HANDS: 

hands

hands title: 

§7. Rule 6: Measuring I. Consistency

hands date: 

9 July 2022

hands text: 
If you would understand anything,
observe its beginning and its development.
Aristotle
01
Over time words change meaning, obscuring the original idea they were meant to illuminate and making it harder to reach the core: What exactly are we doing? Why? And most importantly—what for?
02
Today the term measuring is generally understood as assigning a numerical value to an object by comparing it to an established standard. Yet this is a management concept meant to coordinate the work of many people on a single project: you buy a bathtub and it fits the space reserved for it.
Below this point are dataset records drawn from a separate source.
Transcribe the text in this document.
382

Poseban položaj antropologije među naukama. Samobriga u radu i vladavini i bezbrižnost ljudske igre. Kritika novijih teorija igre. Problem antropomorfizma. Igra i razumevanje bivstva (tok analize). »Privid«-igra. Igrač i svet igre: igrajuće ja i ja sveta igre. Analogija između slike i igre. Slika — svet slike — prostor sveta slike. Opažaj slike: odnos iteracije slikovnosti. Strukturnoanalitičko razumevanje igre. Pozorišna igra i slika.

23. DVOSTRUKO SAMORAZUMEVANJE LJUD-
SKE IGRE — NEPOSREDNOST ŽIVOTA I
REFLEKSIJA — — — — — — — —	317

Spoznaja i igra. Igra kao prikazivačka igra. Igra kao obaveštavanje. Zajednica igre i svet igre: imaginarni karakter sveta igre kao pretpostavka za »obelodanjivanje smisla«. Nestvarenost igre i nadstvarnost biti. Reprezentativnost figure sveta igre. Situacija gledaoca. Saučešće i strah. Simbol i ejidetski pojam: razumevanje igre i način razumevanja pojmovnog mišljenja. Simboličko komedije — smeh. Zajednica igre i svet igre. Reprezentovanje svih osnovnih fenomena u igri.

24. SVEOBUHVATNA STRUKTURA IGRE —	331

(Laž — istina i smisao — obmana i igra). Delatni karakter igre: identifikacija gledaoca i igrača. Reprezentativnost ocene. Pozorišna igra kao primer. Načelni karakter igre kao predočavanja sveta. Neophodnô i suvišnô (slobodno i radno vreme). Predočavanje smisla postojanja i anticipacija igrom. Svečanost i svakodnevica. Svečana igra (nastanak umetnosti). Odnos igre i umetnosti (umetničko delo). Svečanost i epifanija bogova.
It is convenient and practical.
03
But that is the manager’s view, not the craftsman’s. To understand the true nature of what we are doing, we must look from within, through the eyes of those who measure in order to make, not to report.
04
From a craftsman’s perspective, the core of measuring is not “standards” or “shared language” but consistency, proportion and context.
05
The most important is consistency. In fact, measuring is consistency.
06
Consistency is often mistaken for technique: hold the tool this way, mark from that end, keep the same reference face. Those things matter but they are just the outer layer. The deeper point is that measuring only works—numbers or no numbers—when the relationships between actions, materials and reference points stay stable. That stability is what gives any measurement its meaning.
07
Think about Japanese temple carpenters. They built structures that have survived earthquakes for centuries and they did it without digital levels or machined lumber. What they relied on instead was kata — a disciplined way of moving, marking, breathing and working. It wasn’t magic technique; it was a way of keeping everything stable from moment to moment. Their precision didn’t come from tools; it came from consistent practice that made accuracy possible in the first place.
08
Medieval guilds worked the same way. They kept a “master’s yard” as a shared reference but the real action happened in training. Apprentices learned how to stand, how to begin a line, how to keep track of a reference edge. These weren’t fussy traditions—they were the mechanisms that kept the whole system coherent. The standard wasn’t meant to replace the body; it was meant to orient it.
09
This is why old advice sounds so repetitive: “mark from one side”, “don’t switch tapes mid-project”, “keep your reference point”. To an outsider they sound like arbitrary rules. But inside the craft they are reminders of the real goal: don’t break the internal coherence of your measuring system. Measuring isn’t just reading a number; it’s maintaining a stable set of relationships across time and material.
10
At its core craftsmanship is the creation of coherence—and coherence is born from consistency.